For further information regarding our long-term liabilities, including interest rate structure and
currency mix, see Note 23 to our consolidated financial statements included in Item 18 of this
Form 20-F. Our ratio of net interest-bearing debt, defined as short-term and long-term debt less
cash and cash equivalents, to equity, defined as shareholders’ equity and minority interests, was
-71%, -61%, and -41% at December 31, 2003, 2002 and 2001, respectively. The change in 2003
resulted from both our continued good profitability and the improvements in our cash position.
The total dividends per share were EUR 0.30 for the year ended December 31, 2003, subject to
shareholders’ approval (EUR 0.28 and EUR 0.27 for the years ended December 31, 2002 and 2001,
respectively). See ‘‘Item 3.A Selected Financial Data—Distribution of Earnings.’’
Nokia has no potentially significant refinancing requirements in 2004. Nokia expects to incur
additional indebtedness from time to time as required to finance working capital needs. At
December 31, 2003, Nokia had a USD 500 million US Commercial Paper (USCP) program and a USD
500 million Euro Commercial Paper (ECP) program. In addition, at the same date, Nokia had a
Finnish local commercial paper program totaling EUR 750 million. At December 31, 2003, we also
had a committed credit facility of USD 2 000 million and a number of short-term uncommitted
facilities. For further information regarding our short-term borrowings, including the average
interest rate, see Note 25 to our consolidated financial statements included in Item 18 of this
Form 20-F.
Nokia has historically maintained a high level of liquid assets.

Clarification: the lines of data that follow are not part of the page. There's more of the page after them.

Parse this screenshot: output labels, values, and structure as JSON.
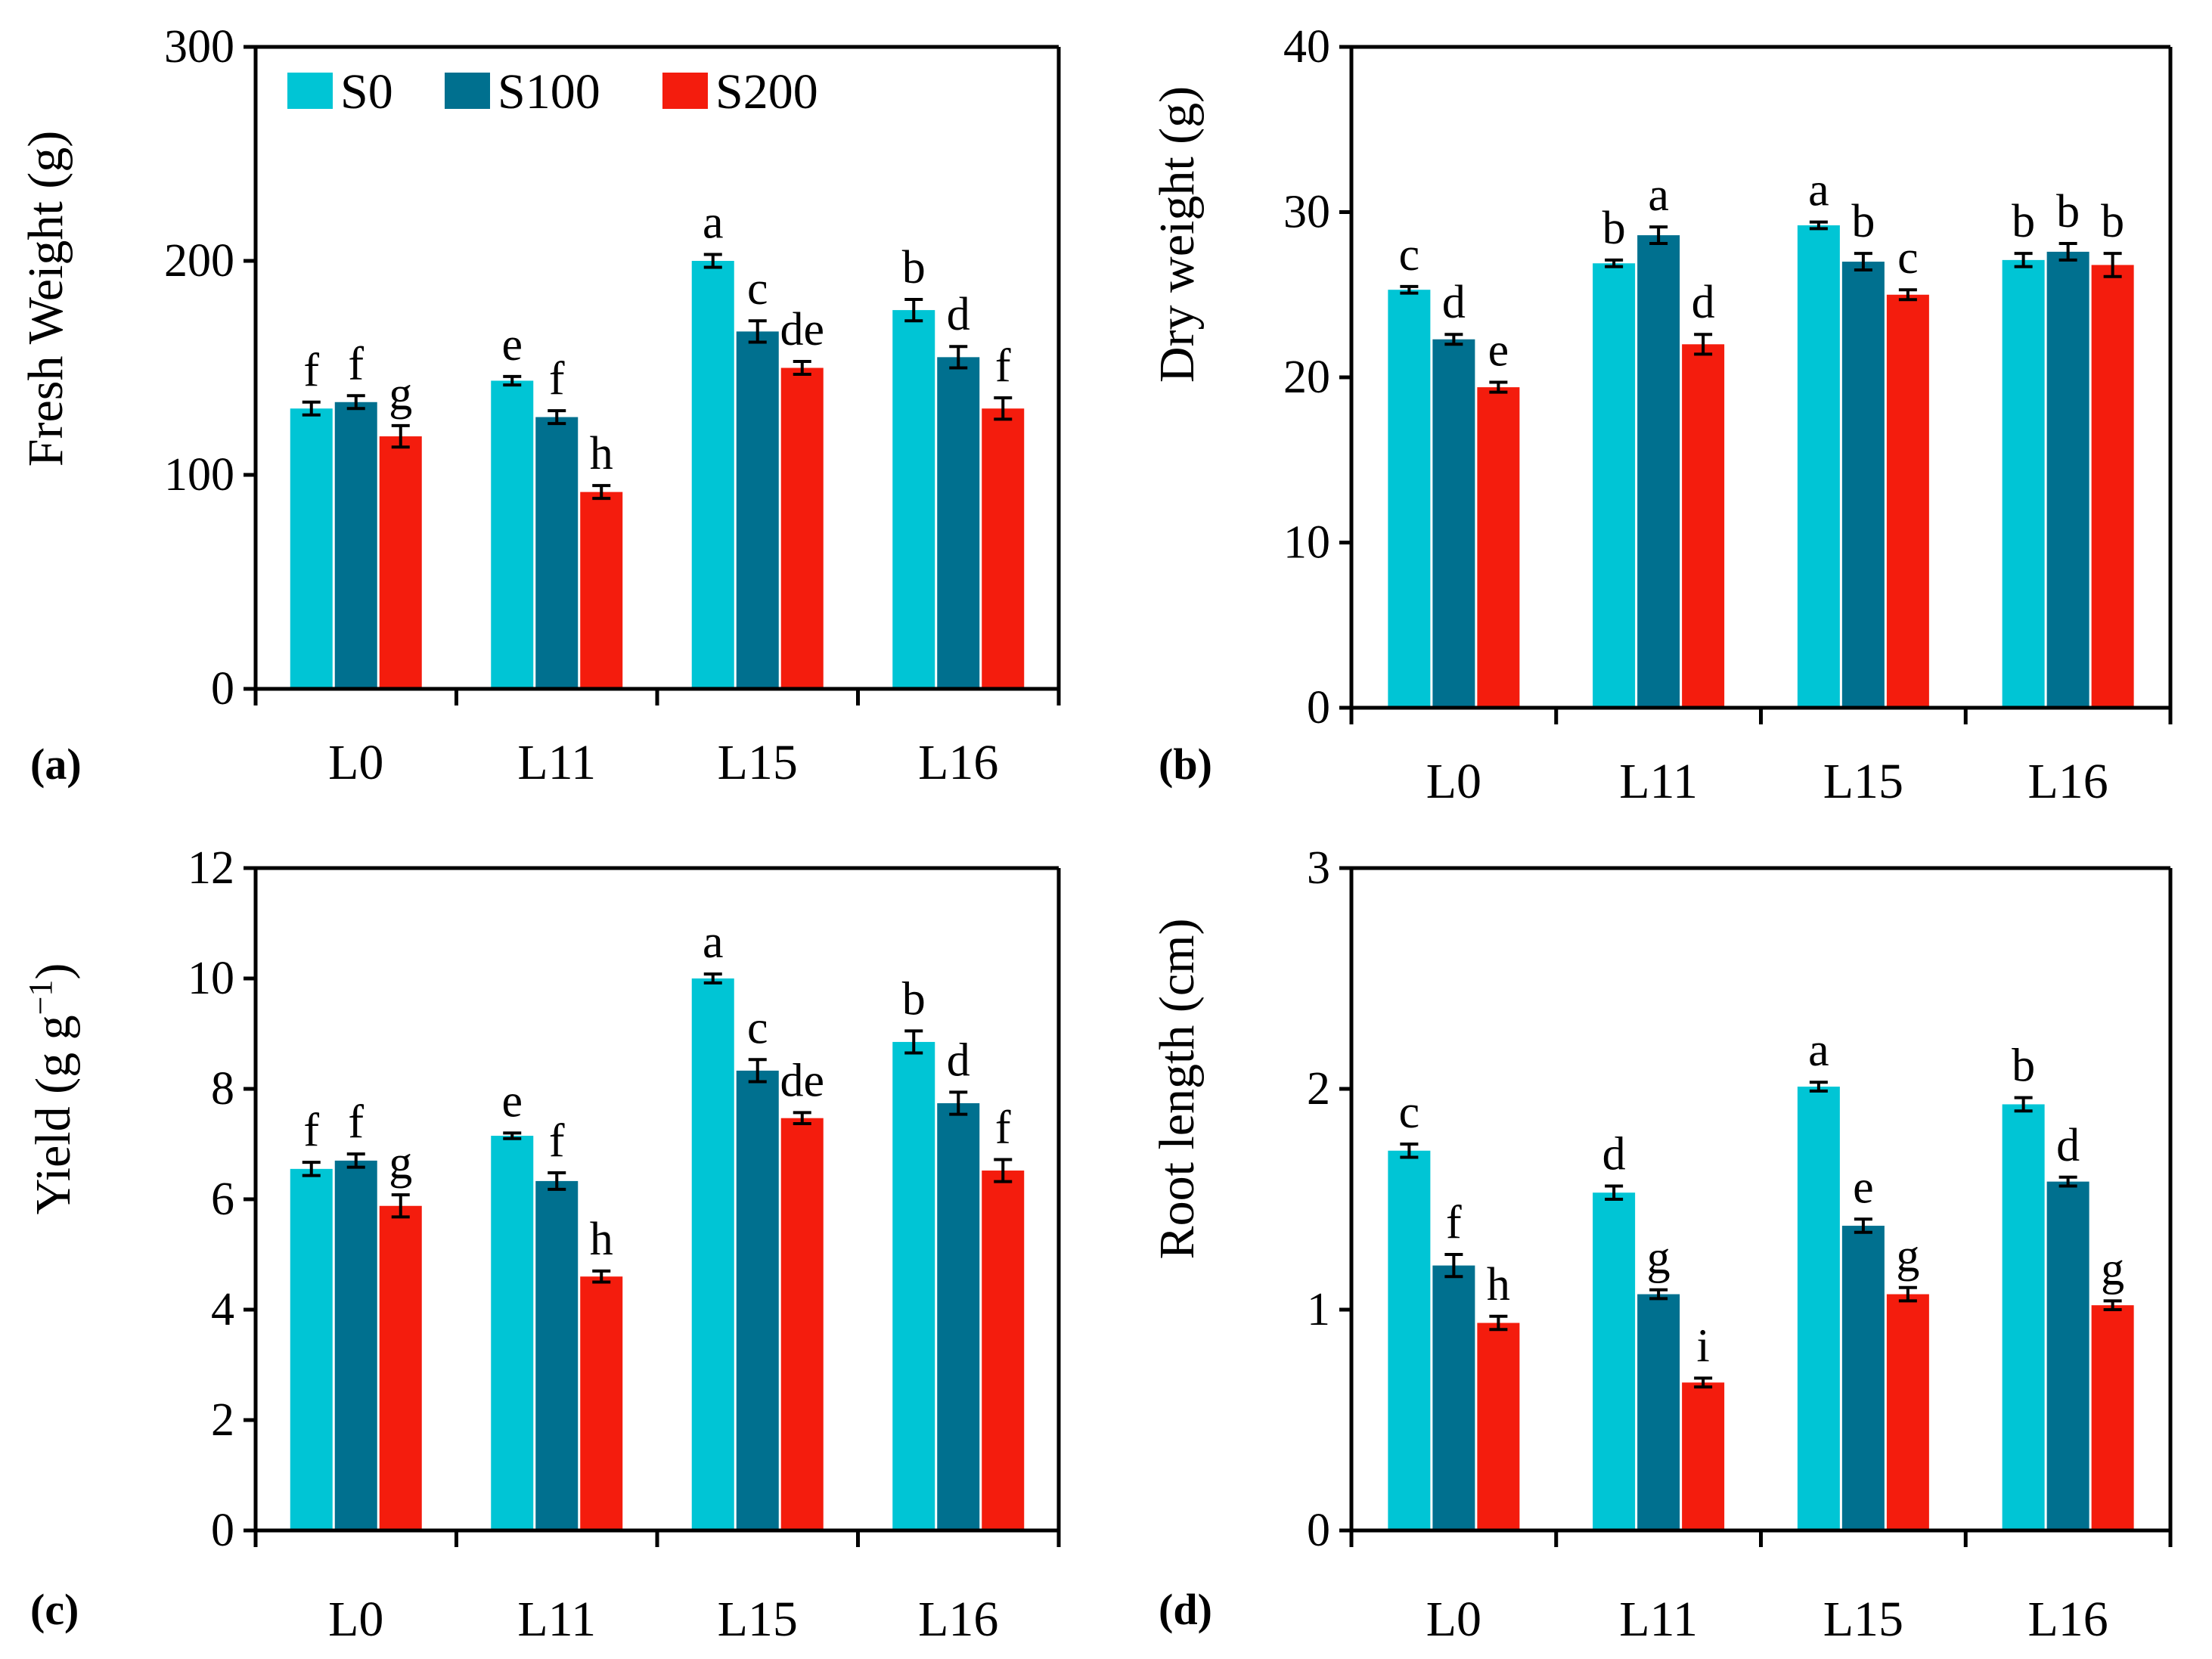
{
  "chart_data": [
    {
      "type": "bar",
      "panel_label": "(a)",
      "ylabel": "Fresh Weight (g)",
      "ylim": [
        0,
        300
      ],
      "yticks": [
        "0",
        "100",
        "200",
        "300"
      ],
      "categories": [
        "L0",
        "L11",
        "L15",
        "L16"
      ],
      "legend": {
        "placement": "top-left",
        "entries": [
          "S0",
          "S100",
          "S200"
        ]
      },
      "series": [
        {
          "name": "S0",
          "color": "#00c5d5",
          "values": [
            131,
            144,
            200,
            177
          ],
          "errors": [
            3,
            2,
            3,
            5
          ],
          "letters": [
            "f",
            "e",
            "a",
            "b"
          ]
        },
        {
          "name": "S100",
          "color": "#00708f",
          "values": [
            134,
            127,
            167,
            155
          ],
          "errors": [
            3,
            3,
            5,
            5
          ],
          "letters": [
            "f",
            "f",
            "c",
            "d"
          ]
        },
        {
          "name": "S200",
          "color": "#f41c0d",
          "values": [
            118,
            92,
            150,
            131
          ],
          "errors": [
            5,
            3,
            3,
            5
          ],
          "letters": [
            "g",
            "h",
            "de",
            "f"
          ]
        }
      ]
    },
    {
      "type": "bar",
      "panel_label": "(b)",
      "ylabel": "Dry weight (g)",
      "ylim": [
        0,
        40
      ],
      "yticks": [
        "0",
        "10",
        "20",
        "30",
        "40"
      ],
      "categories": [
        "L0",
        "L11",
        "L15",
        "L16"
      ],
      "series": [
        {
          "name": "S0",
          "color": "#00c5d5",
          "values": [
            25.3,
            26.9,
            29.2,
            27.1
          ],
          "errors": [
            0.2,
            0.2,
            0.2,
            0.4
          ],
          "letters": [
            "c",
            "b",
            "a",
            "b"
          ]
        },
        {
          "name": "S100",
          "color": "#00708f",
          "values": [
            22.3,
            28.6,
            27.0,
            27.6
          ],
          "errors": [
            0.3,
            0.5,
            0.5,
            0.5
          ],
          "letters": [
            "d",
            "a",
            "b",
            "b"
          ]
        },
        {
          "name": "S200",
          "color": "#f41c0d",
          "values": [
            19.4,
            22.0,
            25.0,
            26.8
          ],
          "errors": [
            0.3,
            0.6,
            0.3,
            0.7
          ],
          "letters": [
            "e",
            "d",
            "c",
            "b"
          ]
        }
      ]
    },
    {
      "type": "bar",
      "panel_label": "(c)",
      "ylabel_main": "Yield (g g",
      "ylabel_sup": "−1",
      "ylabel_end": ")",
      "ylim": [
        0,
        12
      ],
      "yticks": [
        "0",
        "2",
        "4",
        "6",
        "8",
        "10",
        "12"
      ],
      "categories": [
        "L0",
        "L11",
        "L15",
        "L16"
      ],
      "series": [
        {
          "name": "S0",
          "color": "#00c5d5",
          "values": [
            6.55,
            7.15,
            10.0,
            8.85
          ],
          "errors": [
            0.12,
            0.05,
            0.08,
            0.2
          ],
          "letters": [
            "f",
            "e",
            "a",
            "b"
          ]
        },
        {
          "name": "S100",
          "color": "#00708f",
          "values": [
            6.7,
            6.33,
            8.33,
            7.74
          ],
          "errors": [
            0.12,
            0.15,
            0.2,
            0.2
          ],
          "letters": [
            "f",
            "f",
            "c",
            "d"
          ]
        },
        {
          "name": "S200",
          "color": "#f41c0d",
          "values": [
            5.88,
            4.6,
            7.47,
            6.52
          ],
          "errors": [
            0.2,
            0.1,
            0.1,
            0.2
          ],
          "letters": [
            "g",
            "h",
            "de",
            "f"
          ]
        }
      ]
    },
    {
      "type": "bar",
      "panel_label": "(d)",
      "ylabel": "Root length (cm)",
      "ylim": [
        0,
        3
      ],
      "yticks": [
        "0",
        "1",
        "2",
        "3"
      ],
      "categories": [
        "L0",
        "L11",
        "L15",
        "L16"
      ],
      "series": [
        {
          "name": "S0",
          "color": "#00c5d5",
          "values": [
            1.72,
            1.53,
            2.01,
            1.93
          ],
          "errors": [
            0.03,
            0.03,
            0.02,
            0.03
          ],
          "letters": [
            "c",
            "d",
            "a",
            "b"
          ]
        },
        {
          "name": "S100",
          "color": "#00708f",
          "values": [
            1.2,
            1.07,
            1.38,
            1.58
          ],
          "errors": [
            0.05,
            0.02,
            0.03,
            0.02
          ],
          "letters": [
            "f",
            "g",
            "e",
            "d"
          ]
        },
        {
          "name": "S200",
          "color": "#f41c0d",
          "values": [
            0.94,
            0.67,
            1.07,
            1.02
          ],
          "errors": [
            0.03,
            0.02,
            0.03,
            0.02
          ],
          "letters": [
            "h",
            "i",
            "g",
            "g"
          ]
        }
      ]
    }
  ]
}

Management estimates that the cash
and cash equivalents level of EUR 11 296 million at the end of 2003, together with Nokia’s
available credit facilities, cash flow from operations, funds available from long-term and
short-term debt financings, as well as the proceeds of future equity or convertible bond offerings,
will be sufficient to satisfy our future working capital needs, capital expenditure, research and
development and debt service requirements at least through 2004. The ratings of our short and
long-term debt from credit rating agencies have not changed during the year. The ratings at
December 31, 2003, were:
Short-term Standard & Poor’s A-1
Moody’s P-1
Long-term Standard & Poor’s A
Moody’s A1
We believe that Nokia will continue to be able to access the capital markets on terms and in
amounts that will be satisfactory to us, and that we will be able to obtain bid and performance
bonds, to arrange or provide customer financing as necessary to support our business and to
engage in hedging transactions on commercially acceptable terms.